被相続人又は被相続人と生計を一にする親族の貸付事業の用に供されていた宅地等で、申告期限まで引き続き所有し、貸付事業の用に供している宅地等については、200㎡以下の部分についてその宅地の評価額が50%減額されます。

適用にあたっては、他に特定事業用宅地等(80%)や特定居住用宅地等(80%)がある場合には限度面積の調整計算と有利判定が必要となります。

駐車場用地に対する特例適用の可否

建物又は構築物の敷地であることが要件となるため、最低でも構築物がないと適用を受けられません。青空駐車場や砂利を敷きつけた程度の駐車場では構築物とはならず、フェンスやアスファルト敷きになっていることが必要です。

賃貸建物の一部が空室になっている場合

貸付事業に係る建物のうちに相続開始の時において、一時的に賃貸されていなかったと認められる部分がある場合であっても、その部分は貸付事業用宅地等として取り扱うこととされています。
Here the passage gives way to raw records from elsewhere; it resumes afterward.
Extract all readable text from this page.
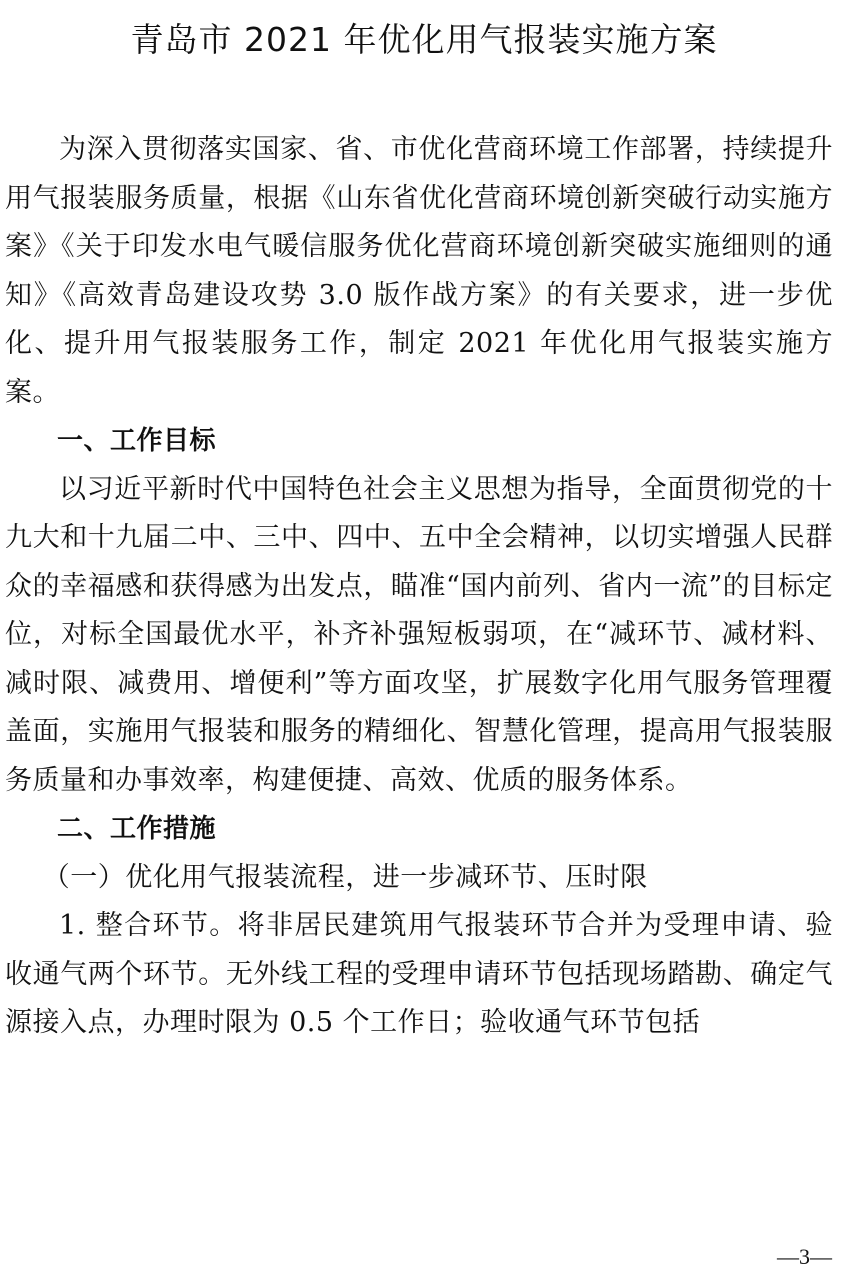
青岛市 2021 年优化用气报装实施方案

为深入贯彻落实国家、省、市优化营商环境工作部署，持续提升用气报装服务质量，根据《山东省优化营商环境创新突破行动实施方案》《关于印发水电气暖信服务优化营商环境创新突破实施细则的通知》《高效青岛建设攻势 3.0 版作战方案》的有关要求，进一步优化、提升用气报装服务工作，制定 2021 年优化用气报装实施方案。

一、工作目标

以习近平新时代中国特色社会主义思想为指导，全面贯彻党的十九大和十九届二中、三中、四中、五中全会精神，以切实增强人民群众的幸福感和获得感为出发点，瞄准“国内前列、省内一流”的目标定位，对标全国最优水平，补齐补强短板弱项，在“减环节、减材料、减时限、减费用、增便利”等方面攻坚，扩展数字化用气服务管理覆盖面，实施用气报装和服务的精细化、智慧化管理，提高用气报装服务质量和办事效率，构建便捷、高效、优质的服务体系。

二、工作措施

（一）优化用气报装流程，进一步减环节、压时限

1. 整合环节。将非居民建筑用气报装环节合并为受理申请、验收通气两个环节。无外线工程的受理申请环节包括现场踏勘、确定气源接入点，办理时限为 0.5 个工作日；验收通气环节包括

—3—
したがって、一時的な空室であれば宅地等の全体が貸付事業用宅地等となります。なお一時的な空室であったかどうかは、相続開始時において賃貸人を募集しているなどの事実があれば、一時的な空室と判断してよいでしょう。

共同相続人間で分割されていない場合

小規模宅地等の特例は、相続税の申告期限までに共同相続人間で分割されていない宅地等には適用されませんが、相続税の申告書に「申告期限後3年以内の見込分割書」を添付して提出し、相続税の申告期限から3年以内に分割された場合には、更正の請求をすることにより特例の適用を受けることができます。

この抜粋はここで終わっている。